Peloton’s turnaround will take a while, new CEO Barry McCarthy warned shareholders on the company’s earnings Tuesday.
“Turnarounds are hard work,” McCarthy said at the top of the shareholder letter on his first Peloton earnings day. “It’s intellectually challenging, emotionally draining, physically exhausting, and all consuming. It’s a full contact sport.”
The company’s performance in its most recent quarter underscores challenges that range from working through excess bike inventory to trying to get customers to pay more for their monthly subscription to getting the expense structure correct after years of profligate spending by prior management.
Moreover, the company said its free cash flow – arguably the most important metric right now on upstart tech companies – was an outflow of $ 746.7 million.

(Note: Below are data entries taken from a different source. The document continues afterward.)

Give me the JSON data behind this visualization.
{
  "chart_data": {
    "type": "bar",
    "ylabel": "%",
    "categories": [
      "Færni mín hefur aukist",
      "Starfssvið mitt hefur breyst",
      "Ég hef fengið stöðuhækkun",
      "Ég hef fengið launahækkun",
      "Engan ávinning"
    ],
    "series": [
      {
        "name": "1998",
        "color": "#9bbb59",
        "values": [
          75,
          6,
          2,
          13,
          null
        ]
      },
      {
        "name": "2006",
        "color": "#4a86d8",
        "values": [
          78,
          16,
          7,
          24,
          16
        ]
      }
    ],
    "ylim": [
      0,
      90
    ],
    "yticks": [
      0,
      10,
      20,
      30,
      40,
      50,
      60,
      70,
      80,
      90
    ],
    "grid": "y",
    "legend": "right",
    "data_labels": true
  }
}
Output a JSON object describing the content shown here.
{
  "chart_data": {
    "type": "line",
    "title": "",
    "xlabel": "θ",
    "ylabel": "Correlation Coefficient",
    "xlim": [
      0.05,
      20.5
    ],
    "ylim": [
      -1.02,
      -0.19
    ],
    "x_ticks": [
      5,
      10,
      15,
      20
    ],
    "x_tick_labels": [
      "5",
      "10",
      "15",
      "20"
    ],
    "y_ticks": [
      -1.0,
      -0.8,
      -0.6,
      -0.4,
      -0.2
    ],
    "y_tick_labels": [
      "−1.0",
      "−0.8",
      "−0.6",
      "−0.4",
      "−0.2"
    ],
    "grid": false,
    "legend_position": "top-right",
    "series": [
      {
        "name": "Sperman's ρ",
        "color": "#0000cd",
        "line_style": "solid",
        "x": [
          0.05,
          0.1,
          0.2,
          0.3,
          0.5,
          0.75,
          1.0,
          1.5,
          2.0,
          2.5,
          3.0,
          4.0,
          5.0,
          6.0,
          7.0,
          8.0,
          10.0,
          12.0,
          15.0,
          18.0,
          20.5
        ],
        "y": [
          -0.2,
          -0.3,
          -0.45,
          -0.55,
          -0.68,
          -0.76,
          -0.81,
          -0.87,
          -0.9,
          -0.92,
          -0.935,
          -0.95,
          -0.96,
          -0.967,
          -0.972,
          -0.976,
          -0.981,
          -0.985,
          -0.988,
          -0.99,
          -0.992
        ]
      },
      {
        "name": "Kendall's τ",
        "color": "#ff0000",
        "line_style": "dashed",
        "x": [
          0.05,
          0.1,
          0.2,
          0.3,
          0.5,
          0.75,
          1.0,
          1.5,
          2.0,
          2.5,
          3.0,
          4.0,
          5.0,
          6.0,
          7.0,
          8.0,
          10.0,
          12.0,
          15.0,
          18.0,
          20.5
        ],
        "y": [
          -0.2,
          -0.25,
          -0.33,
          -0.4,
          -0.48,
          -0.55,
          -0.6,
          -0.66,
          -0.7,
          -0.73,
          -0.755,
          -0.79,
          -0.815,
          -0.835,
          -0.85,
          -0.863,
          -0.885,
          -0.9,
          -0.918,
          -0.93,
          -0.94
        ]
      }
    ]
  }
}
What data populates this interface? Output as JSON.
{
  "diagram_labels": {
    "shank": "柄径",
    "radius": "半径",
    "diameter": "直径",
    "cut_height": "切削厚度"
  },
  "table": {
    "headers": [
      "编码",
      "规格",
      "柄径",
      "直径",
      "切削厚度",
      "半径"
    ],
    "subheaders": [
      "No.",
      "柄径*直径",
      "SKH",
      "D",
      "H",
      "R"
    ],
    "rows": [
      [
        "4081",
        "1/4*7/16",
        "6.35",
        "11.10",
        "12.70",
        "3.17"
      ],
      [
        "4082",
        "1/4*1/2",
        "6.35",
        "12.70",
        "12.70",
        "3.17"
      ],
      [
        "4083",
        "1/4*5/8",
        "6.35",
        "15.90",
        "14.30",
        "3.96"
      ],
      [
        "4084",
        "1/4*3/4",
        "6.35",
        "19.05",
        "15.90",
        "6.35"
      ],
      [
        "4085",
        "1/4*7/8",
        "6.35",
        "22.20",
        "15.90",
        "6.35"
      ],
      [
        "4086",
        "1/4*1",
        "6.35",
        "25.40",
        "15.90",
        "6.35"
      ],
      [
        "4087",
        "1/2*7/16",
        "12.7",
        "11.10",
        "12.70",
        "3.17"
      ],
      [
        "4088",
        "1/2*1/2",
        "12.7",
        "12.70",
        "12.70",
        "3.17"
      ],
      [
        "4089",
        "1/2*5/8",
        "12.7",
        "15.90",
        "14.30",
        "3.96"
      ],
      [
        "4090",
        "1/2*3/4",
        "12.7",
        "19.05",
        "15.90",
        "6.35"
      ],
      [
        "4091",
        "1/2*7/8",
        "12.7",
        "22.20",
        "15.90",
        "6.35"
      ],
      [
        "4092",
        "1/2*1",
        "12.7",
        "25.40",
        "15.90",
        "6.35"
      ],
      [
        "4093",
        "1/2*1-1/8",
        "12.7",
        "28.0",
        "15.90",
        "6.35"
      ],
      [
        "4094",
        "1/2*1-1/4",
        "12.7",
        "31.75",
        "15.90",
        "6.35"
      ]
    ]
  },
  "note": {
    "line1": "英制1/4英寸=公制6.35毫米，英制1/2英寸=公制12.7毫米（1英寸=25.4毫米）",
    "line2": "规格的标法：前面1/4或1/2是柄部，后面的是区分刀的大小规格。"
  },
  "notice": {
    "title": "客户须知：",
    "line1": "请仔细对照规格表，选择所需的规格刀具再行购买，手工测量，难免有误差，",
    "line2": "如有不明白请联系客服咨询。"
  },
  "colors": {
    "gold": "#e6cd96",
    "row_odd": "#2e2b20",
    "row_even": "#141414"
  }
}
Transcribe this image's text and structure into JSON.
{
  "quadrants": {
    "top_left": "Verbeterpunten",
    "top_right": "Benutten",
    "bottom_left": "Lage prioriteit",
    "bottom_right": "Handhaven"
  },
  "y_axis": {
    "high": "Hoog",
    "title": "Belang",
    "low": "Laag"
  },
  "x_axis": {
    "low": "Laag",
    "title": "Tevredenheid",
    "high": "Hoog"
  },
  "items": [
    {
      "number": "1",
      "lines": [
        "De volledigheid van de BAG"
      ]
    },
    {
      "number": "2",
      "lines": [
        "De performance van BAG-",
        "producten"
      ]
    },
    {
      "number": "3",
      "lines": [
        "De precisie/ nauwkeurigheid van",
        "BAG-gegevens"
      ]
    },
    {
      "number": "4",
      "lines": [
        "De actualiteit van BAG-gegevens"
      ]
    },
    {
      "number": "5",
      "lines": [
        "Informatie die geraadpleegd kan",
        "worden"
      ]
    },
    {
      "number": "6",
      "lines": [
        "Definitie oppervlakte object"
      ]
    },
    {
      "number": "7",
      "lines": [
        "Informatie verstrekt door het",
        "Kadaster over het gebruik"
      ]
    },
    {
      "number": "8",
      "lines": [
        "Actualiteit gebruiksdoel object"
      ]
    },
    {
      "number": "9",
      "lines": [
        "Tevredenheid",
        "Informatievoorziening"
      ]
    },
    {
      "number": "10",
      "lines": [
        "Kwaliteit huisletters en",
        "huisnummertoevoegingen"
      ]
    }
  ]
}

McCarthy pointed to a new $ 750 million five-year debt agreement as a step toward shoring up Peloton’s balance sheet but also McCarthy hinted that he may have to look for more financing to stabilize the company’s finances.
“We finished the quarter with $ 879 million in unrestricted cash and cash equivalents, which leaves us thinly capitalized for a business of our scale,” McCarthy said.
Peloton reported that fiscal third quarter sales clocked in at $ 964.3 million, below analyst estimates for $ 971 million. The company also lost $ 194 million on an adjusted EBITDA basis, worse than analyst forecasts for a loss of $ 132 million.
Guidance for the next quarter also brought bad news: The company sees sales of $ 675 to $ 700 million, compared to an $ 820 million estimate from analysts, and adjusted EBITDA of – $ 115 million to – $ 120 million – compared to analyst estimates of – $ 19 million.
Shares crashed nearly 20% pre-market.